Michel selbst hat die Normalisierung mit am eifrigsten betrieben. Schon vor Jahren war der Motorradfan auf einer Harley-Davidson über Havannas Prachstraße gefahren – zum Erschrecken so manches EU-Diplomaten. Die hatten es in den vergangenen Jahren aufgrund der 2003 verhängten diplomatischen Sanktionen schwer, auf multilateraler Ebene mit Kubanern direkt zu reden, und mussten dazu gelegentlich Vermittler aus Ländern außerhalb der EU wie der Schweiz oder Norwegen bemühen. Michels Lobby-Arbeit bei den EU-Außenministern, die schließlich im vergangenen Juni die Sanktionen gegen die Karibikinsel offiziell außer Kraft setzten, wurde von seiner für die allgemeinen Außenbeziehungen zuständigen Kommissionskollegin Benita Ferrero-Waldner misstrauisch verfolgt. In ihrem Stab stand die Normalisierung mit Kuba keineswegs hoch auf der Tagesordnung – nicht zuletzt, um Streit mit den USA zu vermeiden.
Das gilt erst recht für die Mannschaft des ehemaligen Außenhandelskommissars Peter Mandelson, die das kommunistische Regime in Havanna ebenfalls lieber auf Distanz halten würde. Die Außenhändler fürchten außerdem, Kuba könnte womöglich Mitglied im Mercosur werden, der stärksten lateinamerikanischen Wirtschaftsgruppe von Argentinien, Brasilien, Paraguay und Uruguay, zu der sich jetzt auch Venezuela gesellt. Genau das könnte bald passieren: Am 13. November hat die „Rio-Gruppe“, die bereits alle anderen lateinamerikanischen Länder umfasst, Kuba als 22. Mitglied aufgenommen, und Brasilien hat inzwischen Gespräche über den Beitritt Kubas zum Mercosur angestoßen. Wenn Kuba und möglicherweise auch noch Bolivien und Ecuador Mitglieder des Mercosur würden, dann entstünde eine wirtschaftlich wie politisch gewichtige Regionalgruppierung, in der politisch links stehende Regierungen großes Gewicht haben. Das könnte das Vorhaben der EU, mit der Gruppe ein Freihandelsabkommen abzuschließen, erheblich erschweren. Schon bislang hat Brüssel sich daran die Zähne ausgebissen.
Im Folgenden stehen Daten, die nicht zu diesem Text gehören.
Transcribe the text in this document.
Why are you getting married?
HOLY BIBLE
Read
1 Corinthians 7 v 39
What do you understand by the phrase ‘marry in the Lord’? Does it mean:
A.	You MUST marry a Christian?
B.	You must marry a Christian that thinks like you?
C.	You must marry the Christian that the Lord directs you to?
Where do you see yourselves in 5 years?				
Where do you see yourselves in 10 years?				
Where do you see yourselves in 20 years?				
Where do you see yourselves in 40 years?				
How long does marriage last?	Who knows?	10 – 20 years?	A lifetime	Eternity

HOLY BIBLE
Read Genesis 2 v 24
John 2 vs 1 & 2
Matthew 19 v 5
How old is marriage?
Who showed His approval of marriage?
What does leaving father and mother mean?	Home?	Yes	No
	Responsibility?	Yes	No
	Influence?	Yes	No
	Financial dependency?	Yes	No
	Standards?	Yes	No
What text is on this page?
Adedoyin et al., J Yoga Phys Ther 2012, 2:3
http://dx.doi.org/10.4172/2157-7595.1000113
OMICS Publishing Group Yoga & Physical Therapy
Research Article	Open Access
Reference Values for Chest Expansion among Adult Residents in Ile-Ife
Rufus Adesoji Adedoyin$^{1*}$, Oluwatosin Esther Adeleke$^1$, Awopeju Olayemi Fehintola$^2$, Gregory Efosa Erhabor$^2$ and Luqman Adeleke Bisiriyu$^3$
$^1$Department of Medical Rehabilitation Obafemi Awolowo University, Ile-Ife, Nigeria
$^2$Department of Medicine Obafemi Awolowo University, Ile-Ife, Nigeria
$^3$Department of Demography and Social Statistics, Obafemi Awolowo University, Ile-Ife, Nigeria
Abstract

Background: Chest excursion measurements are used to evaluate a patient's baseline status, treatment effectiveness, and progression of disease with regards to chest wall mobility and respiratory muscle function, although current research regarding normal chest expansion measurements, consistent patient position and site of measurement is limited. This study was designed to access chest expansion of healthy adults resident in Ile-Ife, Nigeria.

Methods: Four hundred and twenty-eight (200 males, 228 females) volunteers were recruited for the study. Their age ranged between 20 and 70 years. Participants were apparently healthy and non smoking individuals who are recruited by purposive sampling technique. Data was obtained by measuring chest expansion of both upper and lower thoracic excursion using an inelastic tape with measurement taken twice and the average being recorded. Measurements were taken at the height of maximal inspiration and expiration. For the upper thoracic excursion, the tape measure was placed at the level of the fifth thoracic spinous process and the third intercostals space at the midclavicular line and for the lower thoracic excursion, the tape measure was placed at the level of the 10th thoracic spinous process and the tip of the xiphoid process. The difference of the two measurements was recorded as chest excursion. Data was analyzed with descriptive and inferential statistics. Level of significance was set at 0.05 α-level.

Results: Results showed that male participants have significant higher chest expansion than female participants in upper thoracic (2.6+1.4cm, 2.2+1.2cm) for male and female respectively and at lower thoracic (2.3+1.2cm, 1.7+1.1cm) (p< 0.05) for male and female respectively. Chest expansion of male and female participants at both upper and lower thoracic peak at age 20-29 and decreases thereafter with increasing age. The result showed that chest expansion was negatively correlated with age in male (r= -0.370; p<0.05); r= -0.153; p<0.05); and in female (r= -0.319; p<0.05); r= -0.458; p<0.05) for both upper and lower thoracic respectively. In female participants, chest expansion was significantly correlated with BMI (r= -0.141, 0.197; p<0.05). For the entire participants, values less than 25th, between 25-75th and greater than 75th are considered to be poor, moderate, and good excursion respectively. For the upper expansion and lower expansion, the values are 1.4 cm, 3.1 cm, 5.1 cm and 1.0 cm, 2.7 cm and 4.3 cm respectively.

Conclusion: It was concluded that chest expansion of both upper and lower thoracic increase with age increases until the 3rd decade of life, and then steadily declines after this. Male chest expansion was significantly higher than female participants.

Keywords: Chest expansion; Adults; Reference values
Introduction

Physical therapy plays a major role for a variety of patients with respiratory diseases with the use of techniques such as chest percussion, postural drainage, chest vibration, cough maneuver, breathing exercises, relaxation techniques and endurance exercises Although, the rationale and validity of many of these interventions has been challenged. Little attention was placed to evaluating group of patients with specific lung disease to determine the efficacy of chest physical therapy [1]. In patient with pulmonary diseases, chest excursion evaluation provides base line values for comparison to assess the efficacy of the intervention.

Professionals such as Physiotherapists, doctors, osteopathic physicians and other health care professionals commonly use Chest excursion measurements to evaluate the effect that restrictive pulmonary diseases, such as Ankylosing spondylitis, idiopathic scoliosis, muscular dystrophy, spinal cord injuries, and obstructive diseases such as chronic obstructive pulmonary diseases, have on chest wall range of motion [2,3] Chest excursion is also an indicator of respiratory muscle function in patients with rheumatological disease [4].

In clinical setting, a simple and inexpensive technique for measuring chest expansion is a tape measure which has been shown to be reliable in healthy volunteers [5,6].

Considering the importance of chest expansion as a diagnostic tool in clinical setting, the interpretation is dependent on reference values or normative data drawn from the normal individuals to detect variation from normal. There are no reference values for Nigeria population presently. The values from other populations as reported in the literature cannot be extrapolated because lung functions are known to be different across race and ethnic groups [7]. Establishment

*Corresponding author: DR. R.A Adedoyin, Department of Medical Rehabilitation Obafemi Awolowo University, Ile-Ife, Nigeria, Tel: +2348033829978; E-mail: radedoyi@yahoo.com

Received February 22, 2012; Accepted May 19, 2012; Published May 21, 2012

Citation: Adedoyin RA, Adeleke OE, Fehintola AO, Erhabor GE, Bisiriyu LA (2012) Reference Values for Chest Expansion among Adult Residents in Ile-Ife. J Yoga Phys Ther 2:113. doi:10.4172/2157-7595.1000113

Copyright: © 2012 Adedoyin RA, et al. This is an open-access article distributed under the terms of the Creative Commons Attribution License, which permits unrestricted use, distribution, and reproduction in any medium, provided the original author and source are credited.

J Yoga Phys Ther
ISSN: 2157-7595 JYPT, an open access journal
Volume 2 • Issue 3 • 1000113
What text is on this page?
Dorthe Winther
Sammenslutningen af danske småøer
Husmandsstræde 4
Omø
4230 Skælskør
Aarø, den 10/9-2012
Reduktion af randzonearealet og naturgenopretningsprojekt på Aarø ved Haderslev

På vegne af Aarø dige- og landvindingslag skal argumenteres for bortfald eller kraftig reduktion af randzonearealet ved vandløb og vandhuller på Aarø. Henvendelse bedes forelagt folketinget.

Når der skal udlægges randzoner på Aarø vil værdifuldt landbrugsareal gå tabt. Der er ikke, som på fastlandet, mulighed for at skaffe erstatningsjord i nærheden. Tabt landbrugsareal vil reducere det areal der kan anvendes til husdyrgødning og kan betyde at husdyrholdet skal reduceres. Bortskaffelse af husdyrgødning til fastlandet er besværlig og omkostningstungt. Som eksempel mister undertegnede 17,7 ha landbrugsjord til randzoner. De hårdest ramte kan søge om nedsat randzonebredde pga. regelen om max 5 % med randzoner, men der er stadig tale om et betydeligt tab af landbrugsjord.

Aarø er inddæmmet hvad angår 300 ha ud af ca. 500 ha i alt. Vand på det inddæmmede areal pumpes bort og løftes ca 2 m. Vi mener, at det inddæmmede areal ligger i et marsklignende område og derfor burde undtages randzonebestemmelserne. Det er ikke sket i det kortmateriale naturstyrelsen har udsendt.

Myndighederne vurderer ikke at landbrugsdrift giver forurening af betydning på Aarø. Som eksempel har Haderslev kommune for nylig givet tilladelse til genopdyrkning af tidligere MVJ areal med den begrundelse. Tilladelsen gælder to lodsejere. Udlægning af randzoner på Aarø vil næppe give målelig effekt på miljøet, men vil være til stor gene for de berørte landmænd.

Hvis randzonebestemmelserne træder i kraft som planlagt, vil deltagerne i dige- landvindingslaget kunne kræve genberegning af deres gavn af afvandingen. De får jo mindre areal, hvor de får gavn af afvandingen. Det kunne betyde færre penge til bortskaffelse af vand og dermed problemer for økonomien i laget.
In Louis Michels Entwicklungsabteilung hingegen herrscht die Ansicht vor, es werde höchste Zeit, dass die EU ihre Beziehungen zu Havanna normalisiert, bevor Europa dort vollständig abgehängt wird. Noch ist zwar die EU Kubas größter Handelspartner, nicht der benachbarte Mercosur. Doch das könnte sich genau so schnell ändern wie die politische Landschaft Lateinamerikas, wo sich die Frontstellungen aus Zeiten des Kalten Krieges auflösen. Ohnehin schienen die EU-Sanktionen gegen Kuba eher kontraproduktiv; auch bei Anhörungen im EU-Parlament Anfang des Jahres hieß es, sie stärkten allenfalls die Betonköpfe, während sie die Reformer im komplizierten politischen Gefüge des Inselregimes eher behindert hätten.
Unterdessen vollzieht sich still und leise ein weiterer Wandel in Kubas auswärtigen Beziehungen: das Verhältnis zu China. Zwar hatte Fidel Castro schon einmal 2004 einen ersten Besuch vom chinesischen Präsidenten Hu Jintao, was damals als deutliches Zeichen für Tauwetter nach der jahrzehntelangen Eiszeit zwischen beiden Ländern gedeutet wurde. Inzwischen ist China zweitgrößter Handelspartner Kubas, und angesichts des pompösen Empfangs Hus zu einem zweitägigen Staatsbesuch im November rieben sich einige Europäer dann doch die Augen.